Le Parlement et le Conseil européens se sont accordés ce mardi pour obliger les constructeurs à réduire de 30 % les émissions de dioxyde de carbone des camions et autocars neufs d'ici d'ici 2030.

Les constructeurs européens de poids-lourds vont devoir réduire les émissions de 15% d'ici 2025, de 30 % en 2030  par rapport aux niveaux d'aujourd'hui.
Les constructeurs européens de poids-lourds vont devoir réduire les émissions de 15% d'ici 2025, de 30 % en 2030 par rapport aux niveaux d'aujourd'hui. © AFP / Jean-Pierre CLATOT

Jusqu'à présent, l'Europe avait fixé des objectifs de baisse de CO2 pour les voitures mais jamais pour les camions, qui représentent pourtant un quart des émissions de gaz à effet de serre du secteur routier.

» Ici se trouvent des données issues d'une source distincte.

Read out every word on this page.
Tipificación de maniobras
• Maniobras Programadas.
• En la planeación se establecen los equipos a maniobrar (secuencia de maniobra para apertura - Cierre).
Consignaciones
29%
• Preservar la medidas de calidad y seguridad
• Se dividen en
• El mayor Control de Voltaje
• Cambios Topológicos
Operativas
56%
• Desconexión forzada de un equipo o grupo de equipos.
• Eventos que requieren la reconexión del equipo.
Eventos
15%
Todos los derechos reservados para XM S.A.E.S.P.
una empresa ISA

Pour la première fois, Parlement et Conseil européens sont parvenus à un accord visant les poids lourds.

Les constructeurs vont devoir réduire les émissions de 15 % d'ici 2025 et de 30 % en 2030 par rapport aux niveaux d'aujourd'hui. Un premier pas salué par la députée européenne EELV Karima Delli, présidente de la commission Transport, qui attend maintenant la validation du texte par le Parlement en session plénière.

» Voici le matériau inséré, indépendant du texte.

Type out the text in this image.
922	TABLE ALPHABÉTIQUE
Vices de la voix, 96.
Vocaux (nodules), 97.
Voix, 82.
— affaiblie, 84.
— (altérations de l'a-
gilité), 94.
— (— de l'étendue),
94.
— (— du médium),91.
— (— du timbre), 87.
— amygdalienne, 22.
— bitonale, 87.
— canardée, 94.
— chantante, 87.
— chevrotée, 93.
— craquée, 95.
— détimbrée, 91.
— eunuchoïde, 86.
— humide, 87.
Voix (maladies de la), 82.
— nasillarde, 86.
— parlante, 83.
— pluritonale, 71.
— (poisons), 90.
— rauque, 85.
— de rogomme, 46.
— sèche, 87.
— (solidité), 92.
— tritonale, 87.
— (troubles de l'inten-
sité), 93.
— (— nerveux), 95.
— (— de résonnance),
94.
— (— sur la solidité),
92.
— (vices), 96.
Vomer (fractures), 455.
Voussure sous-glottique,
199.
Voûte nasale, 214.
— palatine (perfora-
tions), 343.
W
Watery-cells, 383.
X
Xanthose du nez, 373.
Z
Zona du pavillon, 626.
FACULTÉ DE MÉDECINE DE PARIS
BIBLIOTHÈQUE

Pour les associations de défense de l'environnement, la victoire est cependant loin d'être totale. Certes, cet accord est "une satisfaction", estime Agathe Bounfour, de l'ONG Réseau action climat, qui rappelle que "le secteur est complètement exonéré de réglementation sur les émissions de CO2" et que l'Europe est "en retard sur de nombreux pays". De telles réglementations sont été ou sont déjà expérimentées aux Etats-Unis, en Chine, au Japon et au Canada.  "On aurait pu aller plus loin", regrette-t-elle

L'Allemagne craint pour ses emplois

Mais c'est "plus facile de produire des voitures électriques que des 33 tonnes électriques " tempère l'Association des constructeurs européens d'automobiles, l'ACEA. Son secrétaire général, Erik Jonnaert, pense que l'Europe met la barre trop haut. Si l'on peut facilement imaginer des petits véhicules utilitaires électriques, c'est plus compliqué de convertir la flotte poids-lourds : "Quand on parle des grands camions transfrontaliers, on ne voit pour le moment pas comment ce serait possible" détaille Erik Jonnaert : "Pour des grands camions, il faut de grandes batteries qui réduiraient le volume de biens transportables."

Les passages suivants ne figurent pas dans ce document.